Aziende orafe, export in calo del 15,2% nei primi cinque mesi 2025
Un 2024 positivo – chiuso con un aumento dei ricavi del 5% circa ed export a +41,4%- e un 2025 all’insegna delle incertezze con le esportazioni che, nei primi cinque mesi dell’anno, hanno segnato una flessione del 15,2% rispetto allo stesso periodo dello scorso anno. È un quadro complesso quello che emerge dai dati congiunturali sull’export elaborati dal Centro Studi di Confindustria Federorafi e contenuti in un’indagine condotta dall’Area Studi Mediobanca su un ampio campione di imprese del sistema orafo-argentiero-gioielliero italiano (circa 250 società di capitali con fatturato superiore a cinque milioni, pari al 90% dell’intero sistema).
Nell’analizzare l’andamento negativo delle esportazioni – il cui calo si è accentuato nel secondo trimestre dell’anno – vanno fatte alcune, dovute, precisazioni: nel 2024 l’export di oro e gioielli aveva registrato un incremento “anomalo” trainato sia dall’aumento del prezzo dell’oro sia dalle performance altrettanto anomale della Turchia. Complice l’inflazione galoppante e alcuni quantitativi all’acquisto di oro grezzo imposti dal governo di Ankara, le aziende turche tra la fine del 2023 e il 2024 hanno fatto acquisti massicci di prodotti semilavorati (catename, ad esempio) da poi rifondere in loco.
Effetto Turchia sull’export in flessione, ma anche gli Usa sono in calo
Sebbene la Turchia nei primi cinque mesi del 2025 abbia mantenuto una fetta importante dell’export italiano di prodotti d’oro in valore (oltre un quarto), a seguito di alcune contromisure messe in campo dal governo, le esportazioni hanno segnato un -42,2% rispetto al periodo gennaio-maggio 2024. Nel periodo di riferimento è calato anche l’export verso gli Stati Uniti: -18,9%, con la quota di mercato delle vendite orafe-argentiere-gioielliere in questo Paese scesa all’8,3% del totale. A incidere, molto probabilmente, anche la paura dei dazi con il Liberation Day di Trump (il giorno del primo annuncio delle tariffe, poi oggetto di rinegoziazione) avvenuto lo scorso 2 aprile.
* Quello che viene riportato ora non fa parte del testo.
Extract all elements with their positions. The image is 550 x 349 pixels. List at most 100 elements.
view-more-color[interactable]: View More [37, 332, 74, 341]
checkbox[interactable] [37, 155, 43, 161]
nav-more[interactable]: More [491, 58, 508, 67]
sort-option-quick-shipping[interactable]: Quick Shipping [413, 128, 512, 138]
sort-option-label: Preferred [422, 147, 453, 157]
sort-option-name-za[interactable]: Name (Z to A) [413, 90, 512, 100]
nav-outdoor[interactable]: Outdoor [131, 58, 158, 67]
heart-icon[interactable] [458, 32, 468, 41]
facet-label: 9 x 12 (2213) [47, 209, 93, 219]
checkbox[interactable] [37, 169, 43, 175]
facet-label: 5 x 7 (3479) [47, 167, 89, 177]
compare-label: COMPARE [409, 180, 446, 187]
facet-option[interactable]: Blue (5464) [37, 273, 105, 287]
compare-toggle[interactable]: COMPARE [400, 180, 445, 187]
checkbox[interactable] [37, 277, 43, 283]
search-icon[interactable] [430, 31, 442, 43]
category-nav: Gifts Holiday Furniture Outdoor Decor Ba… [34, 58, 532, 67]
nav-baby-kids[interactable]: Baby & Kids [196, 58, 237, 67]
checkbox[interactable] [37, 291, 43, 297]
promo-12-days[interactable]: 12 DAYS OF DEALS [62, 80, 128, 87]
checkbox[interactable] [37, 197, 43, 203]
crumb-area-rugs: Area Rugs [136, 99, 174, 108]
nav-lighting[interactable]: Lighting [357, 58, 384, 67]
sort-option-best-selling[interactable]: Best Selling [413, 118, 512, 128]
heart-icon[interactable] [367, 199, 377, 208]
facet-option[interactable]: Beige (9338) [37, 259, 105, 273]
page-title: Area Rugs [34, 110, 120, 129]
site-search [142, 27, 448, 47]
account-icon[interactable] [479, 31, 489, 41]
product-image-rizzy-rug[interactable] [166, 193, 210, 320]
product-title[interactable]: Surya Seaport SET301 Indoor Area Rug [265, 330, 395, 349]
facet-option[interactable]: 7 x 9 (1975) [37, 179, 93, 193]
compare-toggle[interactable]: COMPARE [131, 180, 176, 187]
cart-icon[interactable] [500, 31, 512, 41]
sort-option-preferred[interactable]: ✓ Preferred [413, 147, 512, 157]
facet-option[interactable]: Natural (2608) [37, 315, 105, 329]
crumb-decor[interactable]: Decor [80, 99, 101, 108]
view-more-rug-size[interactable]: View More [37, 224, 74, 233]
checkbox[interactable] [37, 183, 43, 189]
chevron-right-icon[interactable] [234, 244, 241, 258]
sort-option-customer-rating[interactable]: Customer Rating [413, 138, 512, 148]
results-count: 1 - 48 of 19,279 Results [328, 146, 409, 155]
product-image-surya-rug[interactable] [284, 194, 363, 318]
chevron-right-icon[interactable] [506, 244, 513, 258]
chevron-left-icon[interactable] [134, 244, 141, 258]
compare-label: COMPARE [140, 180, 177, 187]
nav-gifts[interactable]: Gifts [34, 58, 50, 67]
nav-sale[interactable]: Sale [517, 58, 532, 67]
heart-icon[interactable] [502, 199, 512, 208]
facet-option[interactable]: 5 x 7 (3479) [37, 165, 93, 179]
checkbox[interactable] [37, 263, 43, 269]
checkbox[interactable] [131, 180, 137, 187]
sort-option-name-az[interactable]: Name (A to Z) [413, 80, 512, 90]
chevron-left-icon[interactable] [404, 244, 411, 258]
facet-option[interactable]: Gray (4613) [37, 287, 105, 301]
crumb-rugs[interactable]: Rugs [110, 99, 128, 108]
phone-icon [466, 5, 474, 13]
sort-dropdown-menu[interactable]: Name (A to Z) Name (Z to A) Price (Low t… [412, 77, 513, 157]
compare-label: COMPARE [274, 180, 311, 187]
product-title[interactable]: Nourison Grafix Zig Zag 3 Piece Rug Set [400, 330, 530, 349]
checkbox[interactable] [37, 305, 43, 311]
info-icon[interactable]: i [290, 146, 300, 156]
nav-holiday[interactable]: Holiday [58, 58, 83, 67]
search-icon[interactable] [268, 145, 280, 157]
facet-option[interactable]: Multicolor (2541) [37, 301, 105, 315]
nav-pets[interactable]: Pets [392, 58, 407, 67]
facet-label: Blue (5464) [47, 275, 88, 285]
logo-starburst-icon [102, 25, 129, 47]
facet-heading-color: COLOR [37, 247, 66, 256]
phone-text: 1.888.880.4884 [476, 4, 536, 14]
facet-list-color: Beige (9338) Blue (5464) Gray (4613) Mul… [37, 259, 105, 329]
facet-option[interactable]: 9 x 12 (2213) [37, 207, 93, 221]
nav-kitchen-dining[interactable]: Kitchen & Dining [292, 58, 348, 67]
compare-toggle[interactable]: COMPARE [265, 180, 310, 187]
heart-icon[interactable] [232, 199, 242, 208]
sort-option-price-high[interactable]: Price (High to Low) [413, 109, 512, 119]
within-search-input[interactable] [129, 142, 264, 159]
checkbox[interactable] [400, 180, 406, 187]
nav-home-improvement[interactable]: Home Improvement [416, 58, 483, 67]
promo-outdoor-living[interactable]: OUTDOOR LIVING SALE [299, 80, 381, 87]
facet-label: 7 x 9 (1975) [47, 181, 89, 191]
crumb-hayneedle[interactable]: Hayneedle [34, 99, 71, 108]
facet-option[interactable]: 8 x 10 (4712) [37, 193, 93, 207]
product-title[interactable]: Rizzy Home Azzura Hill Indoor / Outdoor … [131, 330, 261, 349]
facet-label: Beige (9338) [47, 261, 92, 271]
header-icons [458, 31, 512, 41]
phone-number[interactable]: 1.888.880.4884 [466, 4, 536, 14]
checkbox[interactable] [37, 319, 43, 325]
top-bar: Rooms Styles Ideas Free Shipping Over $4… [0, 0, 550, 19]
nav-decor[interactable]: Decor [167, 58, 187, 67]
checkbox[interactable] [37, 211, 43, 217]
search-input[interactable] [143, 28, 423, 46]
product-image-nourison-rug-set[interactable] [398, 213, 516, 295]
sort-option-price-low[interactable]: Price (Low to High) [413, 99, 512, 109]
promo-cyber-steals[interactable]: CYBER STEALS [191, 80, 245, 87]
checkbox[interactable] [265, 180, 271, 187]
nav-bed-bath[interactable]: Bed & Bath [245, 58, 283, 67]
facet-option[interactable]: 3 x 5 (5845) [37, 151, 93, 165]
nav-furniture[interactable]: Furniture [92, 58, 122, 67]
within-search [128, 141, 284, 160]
Le esportazioni verso altri mercati mostrano, invece, andamenti positivi: Emirati Arabi, Cina e Giappone sono tra questi.
L’incertezza geopolitica prima preoccupazione
L’indagine dell’Area Studi Mediobanca ha poi sondato “il polso” delle aziende del settore su vari temi. In primis, quello delle performance 2025: il panel delle aziendè è praticamente spaccato tra le aziende (45%) che prevedono una crescita, con un ottimismo leggermente più marcato nei distretti di Arezzo (52%) e Valenza (50%), e quelle che, invece, si attendono un calo (43 per cento). La preoccupazione principale delle imprese (77,8%) è l’incertezza geopolitica. A questa si aggiungono il timore per l’inasprimento delle politiche protezionistiche, segnalato dal 61,9% delle imprese e l’intensificarsi della concorrenza di prezzo che riguarda il 41,3% delle imprese. Non mancano timori sull’aumento dei costi energetici (33,3%) e le difficoltà legate al reperimento e alla fidelizzazione delle risorse umane e delle competenze (30,2%).
Oltre sei imprese su 10 guardano a nuovi mercati
Nonostante questo, però, o forse in ragione di questo, la maggior parte di esse intende espandere la propria presenza su nuovi mercati (61,5%), sviluppare nuovi prodotti e servizi (60%) e rafforzare gli investimenti in ambito tecnologico (44,6%). Sette aziende su 10 affermano di avere un impegno concreto nella gestione responsabile delle catene di approvvigionamento, mentre oltre due terzi mostrano attenzione alla riduzione delle fonti fossili, all’uso di energie rinnovabili, alla gestione dei rifiuti e al riciclo.